1911: Farmers refuse to waste time with starch potatoes

13 years ago

100 Years Ago: Sept. 28, 1911

• It is really too bad that there cannot be a crosswalk somewhere on Sweden Street. The rains this week have made the road very muddy, but nowhere on Sweden Street can a crosswalk be found. No blame can be attached to the road commissioner, who has done all possible with the small appropriation allowed.

• Potatoes are at $1.50 per barrel today.

• Those interested in the construction of a government post office in Caribou will be pleased to learn that the Aroostook Realty Company have received a check for the land sold to the government from the Records property on Sweden St.

• The starch factories in the county have received but a small run of starch potatoes thus far this summer, the farmers absolutely refusing to waste their time handling starch potatoes while the high price for potatoes continues to exist and some of the farmers have found a ready market for their starch potatoes at a higher price than that which the starch factories are able to pay for the product.

• Work on the Caribou Public Library is progressing very satisfactorily.

75 Years Ago: Sept. 24, 1936

• The grand opening of Hackett’s Department Store will occur Sept. 26. The store supercedes the Alice Dainty Shoppe, which has been doing business as a ladies’ apparel shop. The new large store has been completely modernized in every respect and is very attractive and up-to-date. Every department is stocked with new fresh goods just received from the New York and Boston markets. Mr. and Mrs. Charles H. Hackett, are the proprietors.

• Mr. and Mrs. Norman Holts of Perham, held their wedding reception Tuesday evening of last week at the home of Mr. and Mrs. John Holts. There was a large attendance of relatives and friends, the gifts were many and useful.

• The first perfect score to be made by an amateur on the Northern Skeet Field in Caribou was chalked up Sunday by Parkin Briggs of Caribou.

• The Merchants Bureau of the Chamber of Commerce met Monday evening to discus several matters of important to merchants of the town and they decided to keep open all retail stores certain evenings throughout the harvest season. Beginning next Monday stores will be open Monday and Wednesday evenings in addition to Saturday evenings until Oct. 24. This is for accommodation of those who find it difficult to get in to do their shopping during the daytime.

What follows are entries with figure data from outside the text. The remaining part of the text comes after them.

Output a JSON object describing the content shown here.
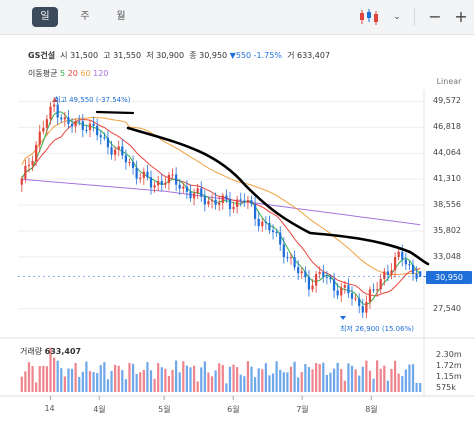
{
  "toolbar": {
    "tabs": [
      "일",
      "주",
      "월"
    ],
    "active_tab": 0,
    "chart_type_icon": "candlestick-icon",
    "more_icon": "chevron-down-icon",
    "minus_label": "−",
    "plus_label": "+"
  },
  "stock": {
    "name": "GS건설",
    "open_label": "시",
    "open": "31,500",
    "high_label": "고",
    "high": "31,550",
    "low_label": "저",
    "low": "30,900",
    "close_label": "종",
    "close": "30,950",
    "change_arrow": "▼",
    "change": "550",
    "change_pct": "-1.75%",
    "volume_label": "거",
    "volume": "633,407"
  },
  "moving_average": {
    "label": "이동평균",
    "periods": [
      "5",
      "20",
      "60",
      "120"
    ],
    "colors": [
      "#2fae46",
      "#e8453c",
      "#f0a040",
      "#a773e0"
    ]
  },
  "scale_label": "Linear",
  "colors": {
    "up": "#e0443a",
    "down": "#1e6fd9",
    "vol_up": "#f0848c",
    "vol_down": "#6ea8ea"
  },
  "chart_data": {
    "type": "line",
    "y_ticks": [
      "49,572",
      "46,818",
      "44,064",
      "41,310",
      "38,556",
      "35,802",
      "33,048",
      "30,950",
      "27,540"
    ],
    "y_tick_values": [
      49572,
      46818,
      44064,
      41310,
      38556,
      35802,
      33048,
      30950,
      27540
    ],
    "ylim": [
      25700,
      51000
    ],
    "x_ticks": [
      "14",
      "4월",
      "5월",
      "6월",
      "7월",
      "8월"
    ],
    "x_tick_positions": [
      0.08,
      0.2,
      0.36,
      0.53,
      0.7,
      0.87
    ],
    "high_annotation": "최고 49,550 (-37.54%)",
    "low_annotation": "최저 26,900 (15.06%)",
    "current_price": "30,950",
    "volume_title": "거래량",
    "volume_value": "633,407",
    "volume_ticks": [
      "2.30m",
      "1.72m",
      "1.15m",
      "575k"
    ]
  }
}
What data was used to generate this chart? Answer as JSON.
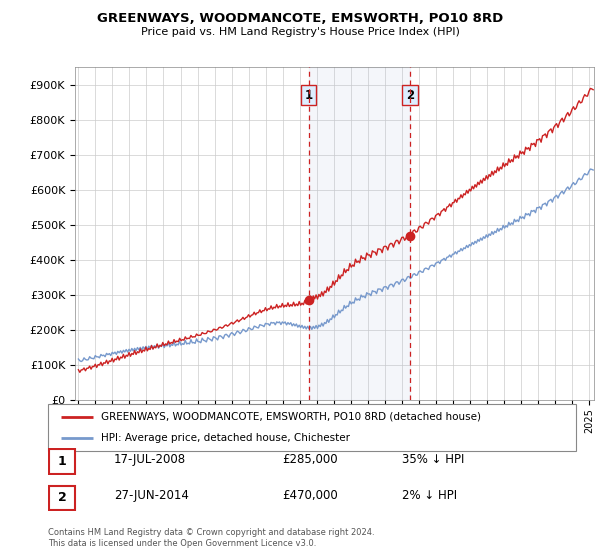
{
  "title": "GREENWAYS, WOODMANCOTE, EMSWORTH, PO10 8RD",
  "subtitle": "Price paid vs. HM Land Registry's House Price Index (HPI)",
  "ylim": [
    0,
    950000
  ],
  "xlim_start": 1994.8,
  "xlim_end": 2025.3,
  "hpi_color": "#7799cc",
  "price_color": "#cc2222",
  "annotation_box_color": "#ddeeff",
  "annotation_border_color": "#cc2222",
  "transaction1_x": 2008.54,
  "transaction1_y": 285000,
  "transaction2_x": 2014.49,
  "transaction2_y": 470000,
  "legend_line1": "GREENWAYS, WOODMANCOTE, EMSWORTH, PO10 8RD (detached house)",
  "legend_line2": "HPI: Average price, detached house, Chichester",
  "table_row1": [
    "1",
    "17-JUL-2008",
    "£285,000",
    "35% ↓ HPI"
  ],
  "table_row2": [
    "2",
    "27-JUN-2014",
    "£470,000",
    "2% ↓ HPI"
  ],
  "footer": "Contains HM Land Registry data © Crown copyright and database right 2024.\nThis data is licensed under the Open Government Licence v3.0.",
  "background_color": "#ffffff",
  "grid_color": "#cccccc"
}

• Fred Giberson has purchased a truck for use in trucking wood and potatoes from the Giberson-Crossman farm in Caswell.

• There have been six  cases of chicken pox reported in Perham recently and four new cases of measles.

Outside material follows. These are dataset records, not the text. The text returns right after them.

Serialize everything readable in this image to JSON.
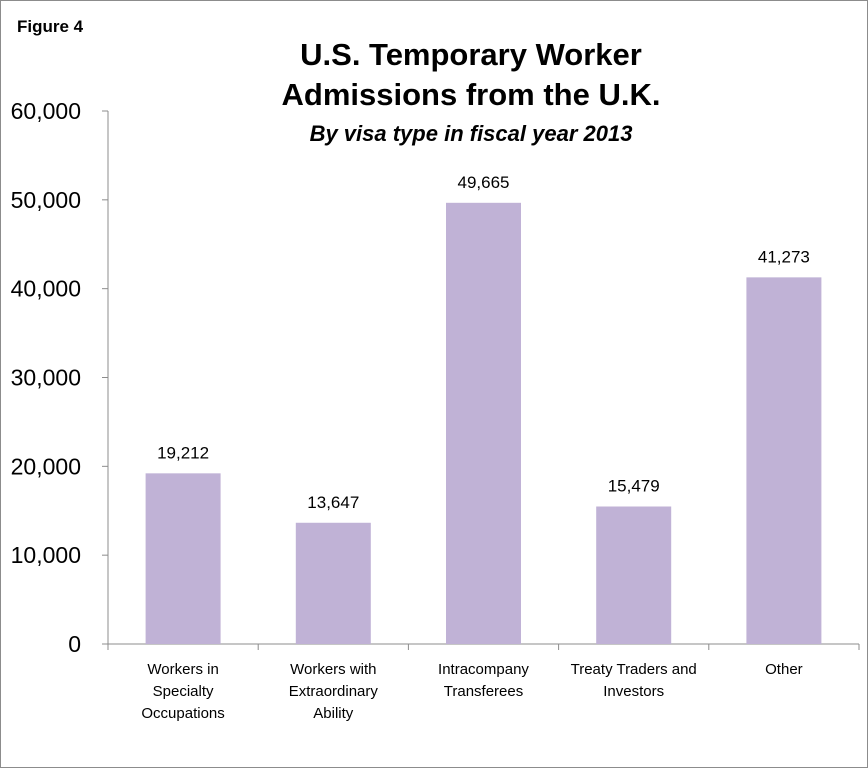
{
  "figure_label": "Figure 4",
  "chart_data": {
    "type": "bar",
    "title": "U.S. Temporary  Worker Admissions from the U.K.",
    "title_lines": [
      "U.S. Temporary  Worker",
      "Admissions from the U.K."
    ],
    "subtitle": "By visa type in fiscal year 2013",
    "categories": [
      [
        "Workers in",
        "Specialty",
        "Occupations"
      ],
      [
        "Workers with",
        "Extraordinary",
        "Ability"
      ],
      [
        "Intracompany",
        "Transferees"
      ],
      [
        "Treaty Traders and",
        "Investors"
      ],
      [
        "Other"
      ]
    ],
    "values": [
      19212,
      13647,
      49665,
      15479,
      41273
    ],
    "data_labels": [
      "19,212",
      "13,647",
      "49,665",
      "15,479",
      "41,273"
    ],
    "yticks": [
      "0",
      "10,000",
      "20,000",
      "30,000",
      "40,000",
      "50,000",
      "60,000"
    ],
    "ylim": [
      0,
      60000
    ],
    "grid": false,
    "legend": "none",
    "bar_color": "#c0b2d6"
  }
}
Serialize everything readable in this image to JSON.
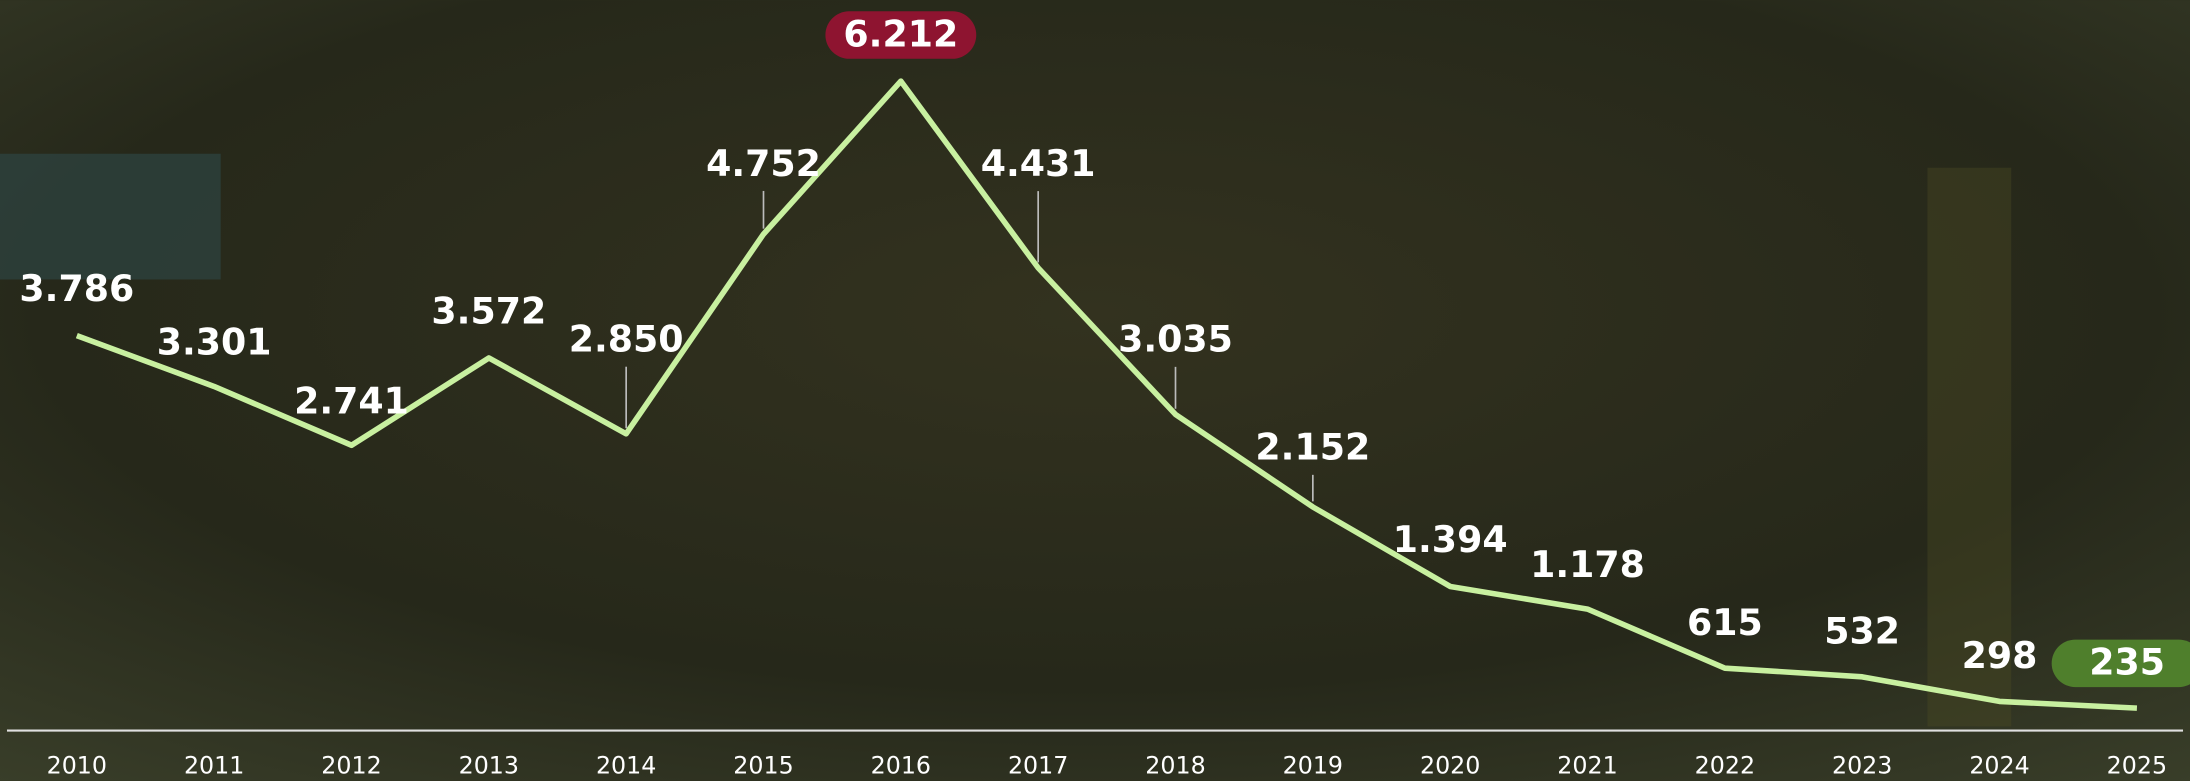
{
  "chart_data": {
    "type": "line",
    "categories": [
      "2010",
      "2011",
      "2012",
      "2013",
      "2014",
      "2015",
      "2016",
      "2017",
      "2018",
      "2019",
      "2020",
      "2021",
      "2022",
      "2023",
      "2024",
      "2025"
    ],
    "values": [
      3786,
      3301,
      2741,
      3572,
      2850,
      4752,
      6212,
      4431,
      3035,
      2152,
      1394,
      1178,
      615,
      532,
      298,
      235
    ],
    "value_labels": [
      "3.786",
      "3.301",
      "2.741",
      "3.572",
      "2.850",
      "4.752",
      "6.212",
      "4.431",
      "3.035",
      "2.152",
      "1.394",
      "1.178",
      "615",
      "532",
      "298",
      "235"
    ],
    "color": "#c8f0a0",
    "max_color": "#8e1430",
    "last_color": "#4f7f2c"
  }
}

50 Years Ago: Sept. 28, 1961

• The Caribou Business and Professional Women’s Club, in connection the observance of national BPW Week, has announced that Elizabeth Hitchings, a teacher at Caribou High School, has been selected Business Woman of the Year.

• Torrential rains yesterday washed out the potato picking in the area, and a good percentage of the thousands of laborers in the fields came to town to get in some extra shopping but the big harvest sales blow-out is when the Caribou Board of Trade will stage its annual “Diggin Daze.”

• A Catholic cemetery in Stockholm has taken on a “new look” thanks to the effort of a Stockholm citizen and his three sons. Abandoned and neglected because of a wet and partially inaccessible location, the cemetery has been converted to a beautiful resting place by Edwin J. Bossie, who was appointed chairman of the Cemetery Improvement Committee. Letters were sent to all having relatives buried at the location and though the response was gratifying, only enough money was received for a few loads of gravel for a new road, bulldozing the lot and paints and stencils for markers. Bossie began his improvement in the children’s corner. He and his three boys used sleds while there was still a crust on the snow in the spring and hauled out 58 cedar poles which they had cut. They were later peeled and driven into the ground marking the places were 58 children were buried. The markers were given three coats of paint as were the pine cross pieces on which the name of each child was stenciled in black.

• Waitts, Inc. held its annual fall fashion show Tuesday evening at Hotel Caribou. Models included: Miss Barbara Higgins, Miss Sharon Dow, Miss Nancy Chase, Mrs. Jack Mayo and Mrs. Boynton of Loring AFB; and Mesdames Peter Johnston, George Shipley, William Anderson, John May, Verne Byers, Leland White, James Hagood, Sheldon Scott, Frederick Johnson and O.P. Pierson.

• The Caribou Junior Chamber of Commerce is reporting good results with its annual Light Bulb Sale. The campaign is now in full swing with Jaycees making door-to-door calls at local homes. They sell their bulbs in bargain packages. Proceeds from the sale go toward the Jaycees’ fund for Babe Ruth Baseball, which they have been sponsoring for many years.